I'm trying to implement the scan primitive, but I came across a weird behavior. Whenever the dimension of the global array 'x' is greater than 64 (the wavefront size), let's say 128, the following kernel hangs up:
kernel void scan_dead_lock( global float * x )
{
int id = get_local_id(0);
for( int s = 1; s < get_local_size(0); s <<= 1 )
{
if( id >= s ) {
float tmp = x[id] + x[id - s];
barrier( CLK_GLOBAL_MEM_FENCE );
x[id] = tmp;
}
else barrier( CLK_GLOBAL_MEM_FENCE );
barrier( CLK_GLOBAL_MEM_FENCE );
}
}
But this one, functionally equivalent, does not:
kernel void scan( global float * x )
{
float tmp;
int id = get_local_id(0);
for( int s = 1; s < get_local_size(0); s <<= 1 )
{
if( id >= s ) tmp = x[id] + x[id - s];
barrier( CLK_GLOBAL_MEM_FENCE );
if( id >= s ) x[id] = tmp;
barrier( CLK_GLOBAL_MEM_FENCE );
}
}
I'm using 'global size' = 'local size', so there is only a work-group in flight. Is the OpenCL compiler doing something wrong, maybe removing the "else barrier( CLK_GLOBAL_MEM_FENCE );" part from the first kernel?

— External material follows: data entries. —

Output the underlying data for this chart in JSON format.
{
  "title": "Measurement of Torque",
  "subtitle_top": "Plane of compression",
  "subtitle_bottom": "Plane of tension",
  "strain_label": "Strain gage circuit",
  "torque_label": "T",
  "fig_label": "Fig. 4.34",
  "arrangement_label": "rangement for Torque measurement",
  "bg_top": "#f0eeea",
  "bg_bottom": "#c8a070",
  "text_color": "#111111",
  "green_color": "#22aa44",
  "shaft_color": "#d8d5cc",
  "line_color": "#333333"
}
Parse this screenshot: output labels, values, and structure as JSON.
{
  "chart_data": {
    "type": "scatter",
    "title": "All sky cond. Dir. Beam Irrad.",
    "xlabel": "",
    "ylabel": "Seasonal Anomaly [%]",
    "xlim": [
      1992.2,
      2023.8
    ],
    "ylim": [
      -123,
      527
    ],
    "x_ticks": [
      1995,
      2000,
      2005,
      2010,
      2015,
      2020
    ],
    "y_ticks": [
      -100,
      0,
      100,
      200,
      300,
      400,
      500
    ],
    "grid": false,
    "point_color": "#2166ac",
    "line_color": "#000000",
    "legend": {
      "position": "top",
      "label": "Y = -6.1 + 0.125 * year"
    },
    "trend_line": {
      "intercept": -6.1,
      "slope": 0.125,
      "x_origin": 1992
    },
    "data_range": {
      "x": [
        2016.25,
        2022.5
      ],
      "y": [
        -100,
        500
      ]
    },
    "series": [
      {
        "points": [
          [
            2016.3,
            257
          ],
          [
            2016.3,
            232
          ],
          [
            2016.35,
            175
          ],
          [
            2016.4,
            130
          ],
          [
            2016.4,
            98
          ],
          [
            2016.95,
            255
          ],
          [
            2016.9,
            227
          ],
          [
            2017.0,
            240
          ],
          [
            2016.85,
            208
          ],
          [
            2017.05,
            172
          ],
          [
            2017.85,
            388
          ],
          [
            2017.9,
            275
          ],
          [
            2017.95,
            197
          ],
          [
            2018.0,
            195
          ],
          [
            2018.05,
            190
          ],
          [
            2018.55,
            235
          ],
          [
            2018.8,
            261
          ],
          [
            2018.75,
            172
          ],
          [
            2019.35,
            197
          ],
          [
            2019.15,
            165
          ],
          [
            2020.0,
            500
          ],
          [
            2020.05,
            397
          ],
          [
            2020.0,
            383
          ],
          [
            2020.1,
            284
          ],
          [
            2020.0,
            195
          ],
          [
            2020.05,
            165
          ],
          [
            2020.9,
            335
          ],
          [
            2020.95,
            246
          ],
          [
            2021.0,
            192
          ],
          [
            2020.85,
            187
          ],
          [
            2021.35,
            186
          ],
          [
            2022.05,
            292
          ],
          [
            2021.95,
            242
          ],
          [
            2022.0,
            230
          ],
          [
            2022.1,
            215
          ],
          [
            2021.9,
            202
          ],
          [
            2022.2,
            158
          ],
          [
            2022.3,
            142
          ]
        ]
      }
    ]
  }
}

The dead lock occurs both with Catalyst (fglrx) 12.4 and 12.6 using an AMD HD5750 GPU on Debian GNU/Linux.
Thank you.
Solved! Go to Solution.
yes. this can lead to deadlock
if(get_local_id(0)>32)barrier();
else barrier();
Hi,
GLOBAL barrier means "each threads stops here and wait until all threads come", if you put the barrier in the selection, some threads will never get the same place so it waits forever.
barrier must be hitted with all or none thread in work-group. otherwise it lead to undefined behaviour.
Thank you for your replies.
I knew that a barrier must be hit by all threads in the work-group, but I totally forgot that each barrier is uniquely identified and so all threads must hit the *same* barrier. Right?
Thanks.
yes. this can lead to deadlock
if(get_local_id(0)>32)barrier();
else barrier();